Minha mãe, mulher forte. Sorriso cativante, refletindo a alma. Dela, herdo o sorriso fácil, esse que me destaca talvez, na vida, e me salva de ser uma pessoa mal amada. Dela, riso fácil que veio de um tempo de dificuldades, onde talvez a alegria fosse uma forma de se manter forte naquele mundo onde as lágrimas seriam, aparentemente, uma fuga fácil para as vivências difíceis. Ao invés disso, ela preferiu levantar a cabeça e sorrir, e, assim, seguir, enfrentar. Com seu riso fácil, tal como o otimismo de dias pós-tormenta.
Por isso, para mim, legada dessa forma motivadora de encarar as coisas, é inadmissível ver alguém, com saúde, e perfeitamente dotado de condições básicas para viver, reclamando da vida, banalizando com mil pretextos mesquinhos, a rotina de viver.
De minha mãe, esse sorriso, ensinando a cada ser humano, que nada é tão ruim o suficiente que não possa melhorar.
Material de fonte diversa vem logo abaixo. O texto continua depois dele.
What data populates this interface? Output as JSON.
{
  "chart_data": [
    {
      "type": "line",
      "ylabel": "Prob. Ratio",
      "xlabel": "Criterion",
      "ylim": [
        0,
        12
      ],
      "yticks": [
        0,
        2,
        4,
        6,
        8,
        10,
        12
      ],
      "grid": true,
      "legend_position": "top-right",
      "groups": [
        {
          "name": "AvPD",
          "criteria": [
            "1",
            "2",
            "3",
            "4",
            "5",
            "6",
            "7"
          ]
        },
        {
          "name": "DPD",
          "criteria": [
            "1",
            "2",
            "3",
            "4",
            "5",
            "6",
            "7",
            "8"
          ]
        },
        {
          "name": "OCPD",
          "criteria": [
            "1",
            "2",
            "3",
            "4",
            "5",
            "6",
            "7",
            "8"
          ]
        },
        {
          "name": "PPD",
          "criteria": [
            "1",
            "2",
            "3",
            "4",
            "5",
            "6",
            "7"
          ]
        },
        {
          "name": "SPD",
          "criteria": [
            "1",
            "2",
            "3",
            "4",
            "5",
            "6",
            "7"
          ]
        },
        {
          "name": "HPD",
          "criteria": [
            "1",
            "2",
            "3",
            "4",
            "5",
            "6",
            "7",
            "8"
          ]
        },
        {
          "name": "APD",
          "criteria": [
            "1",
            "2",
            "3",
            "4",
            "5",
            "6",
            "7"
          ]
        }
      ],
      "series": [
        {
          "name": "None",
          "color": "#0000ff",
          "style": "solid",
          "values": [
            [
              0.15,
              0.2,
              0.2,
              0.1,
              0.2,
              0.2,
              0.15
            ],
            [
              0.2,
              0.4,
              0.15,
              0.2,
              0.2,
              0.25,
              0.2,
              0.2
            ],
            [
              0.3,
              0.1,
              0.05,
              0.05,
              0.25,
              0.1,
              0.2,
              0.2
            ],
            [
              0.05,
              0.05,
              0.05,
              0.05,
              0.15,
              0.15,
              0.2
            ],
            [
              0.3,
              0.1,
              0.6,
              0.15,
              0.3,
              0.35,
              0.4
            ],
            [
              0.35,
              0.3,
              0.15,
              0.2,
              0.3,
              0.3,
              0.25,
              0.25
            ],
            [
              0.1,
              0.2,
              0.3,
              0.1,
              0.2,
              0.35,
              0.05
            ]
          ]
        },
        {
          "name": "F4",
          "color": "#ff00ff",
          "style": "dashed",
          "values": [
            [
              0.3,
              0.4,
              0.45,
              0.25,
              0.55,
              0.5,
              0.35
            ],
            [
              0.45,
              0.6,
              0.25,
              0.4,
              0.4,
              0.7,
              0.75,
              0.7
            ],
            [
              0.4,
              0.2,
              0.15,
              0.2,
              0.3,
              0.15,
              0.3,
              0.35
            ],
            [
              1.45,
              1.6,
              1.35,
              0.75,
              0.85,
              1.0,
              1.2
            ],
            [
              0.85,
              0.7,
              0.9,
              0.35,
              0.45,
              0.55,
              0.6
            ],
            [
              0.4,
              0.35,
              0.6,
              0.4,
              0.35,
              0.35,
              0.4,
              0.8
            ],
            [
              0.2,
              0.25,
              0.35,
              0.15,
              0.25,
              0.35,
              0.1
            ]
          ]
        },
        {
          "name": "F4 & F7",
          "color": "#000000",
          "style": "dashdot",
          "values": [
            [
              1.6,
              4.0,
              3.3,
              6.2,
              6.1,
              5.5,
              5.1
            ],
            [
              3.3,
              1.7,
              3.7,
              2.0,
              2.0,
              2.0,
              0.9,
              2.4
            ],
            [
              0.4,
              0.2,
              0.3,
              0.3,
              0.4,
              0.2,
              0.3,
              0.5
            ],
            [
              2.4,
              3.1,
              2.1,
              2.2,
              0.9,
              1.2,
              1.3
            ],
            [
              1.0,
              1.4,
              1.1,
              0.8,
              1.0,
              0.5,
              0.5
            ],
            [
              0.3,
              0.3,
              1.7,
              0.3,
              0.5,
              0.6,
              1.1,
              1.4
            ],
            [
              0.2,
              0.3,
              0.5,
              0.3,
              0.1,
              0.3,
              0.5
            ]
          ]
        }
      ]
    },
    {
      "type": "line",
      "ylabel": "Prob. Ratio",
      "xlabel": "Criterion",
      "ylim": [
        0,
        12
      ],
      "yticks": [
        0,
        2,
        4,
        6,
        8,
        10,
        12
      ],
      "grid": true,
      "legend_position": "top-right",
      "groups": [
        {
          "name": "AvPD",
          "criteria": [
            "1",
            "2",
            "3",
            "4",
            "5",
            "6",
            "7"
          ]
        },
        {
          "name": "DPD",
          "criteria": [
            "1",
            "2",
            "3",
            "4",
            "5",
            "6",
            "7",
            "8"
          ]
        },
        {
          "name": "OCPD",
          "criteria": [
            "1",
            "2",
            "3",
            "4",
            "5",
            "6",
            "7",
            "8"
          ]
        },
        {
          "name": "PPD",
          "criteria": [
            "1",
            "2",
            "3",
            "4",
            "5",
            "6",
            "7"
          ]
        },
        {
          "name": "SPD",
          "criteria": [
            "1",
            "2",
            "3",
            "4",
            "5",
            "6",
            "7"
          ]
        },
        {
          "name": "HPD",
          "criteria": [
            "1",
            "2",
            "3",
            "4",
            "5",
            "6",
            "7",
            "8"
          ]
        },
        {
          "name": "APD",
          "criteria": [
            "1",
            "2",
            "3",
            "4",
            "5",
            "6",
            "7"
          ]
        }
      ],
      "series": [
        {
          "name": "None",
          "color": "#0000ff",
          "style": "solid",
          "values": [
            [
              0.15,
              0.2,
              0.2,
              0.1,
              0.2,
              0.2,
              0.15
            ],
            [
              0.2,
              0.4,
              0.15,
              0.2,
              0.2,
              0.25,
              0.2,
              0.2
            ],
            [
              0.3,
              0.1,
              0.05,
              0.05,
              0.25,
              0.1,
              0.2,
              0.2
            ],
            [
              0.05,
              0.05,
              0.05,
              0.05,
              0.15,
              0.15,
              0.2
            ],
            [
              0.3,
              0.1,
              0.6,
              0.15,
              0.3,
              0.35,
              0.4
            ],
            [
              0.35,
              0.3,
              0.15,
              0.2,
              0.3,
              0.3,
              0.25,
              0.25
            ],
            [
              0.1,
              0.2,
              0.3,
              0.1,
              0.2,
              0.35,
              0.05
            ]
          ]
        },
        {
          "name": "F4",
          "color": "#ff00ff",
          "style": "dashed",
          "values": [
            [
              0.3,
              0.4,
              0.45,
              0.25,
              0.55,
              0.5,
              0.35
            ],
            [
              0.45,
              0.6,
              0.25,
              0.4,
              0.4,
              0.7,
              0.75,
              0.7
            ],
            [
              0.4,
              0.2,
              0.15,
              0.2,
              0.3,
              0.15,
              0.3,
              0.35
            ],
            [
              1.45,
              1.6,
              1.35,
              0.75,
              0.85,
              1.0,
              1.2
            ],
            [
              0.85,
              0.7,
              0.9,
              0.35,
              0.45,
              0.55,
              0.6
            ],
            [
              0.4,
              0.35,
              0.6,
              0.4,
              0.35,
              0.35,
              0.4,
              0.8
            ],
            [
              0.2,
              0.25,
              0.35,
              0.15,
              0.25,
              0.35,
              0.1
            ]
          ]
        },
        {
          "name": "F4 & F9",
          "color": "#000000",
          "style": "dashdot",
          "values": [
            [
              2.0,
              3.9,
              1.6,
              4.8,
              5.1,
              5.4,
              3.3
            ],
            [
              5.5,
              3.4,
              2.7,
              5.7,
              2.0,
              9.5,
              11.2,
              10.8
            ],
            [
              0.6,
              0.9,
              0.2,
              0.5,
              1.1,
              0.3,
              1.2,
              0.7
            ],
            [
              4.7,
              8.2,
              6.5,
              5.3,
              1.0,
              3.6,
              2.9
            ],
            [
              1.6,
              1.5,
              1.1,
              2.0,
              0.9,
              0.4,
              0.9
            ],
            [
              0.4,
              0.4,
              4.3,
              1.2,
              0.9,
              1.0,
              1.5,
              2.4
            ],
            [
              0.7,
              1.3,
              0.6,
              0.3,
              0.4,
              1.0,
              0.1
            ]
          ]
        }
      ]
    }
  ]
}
Que a saída existe, e esse riso estará ao final do nosso ansioso e embalado caminho, às vezes enregelado pelas ocasiões vividas, mas imensamente belo e abrasante, quando a luz emanante dele, nos encher de amor pela simples possibilidade de que ele virá, virá sim.
Para minha mãe, Clarice Ramos, dia 05/03/2011.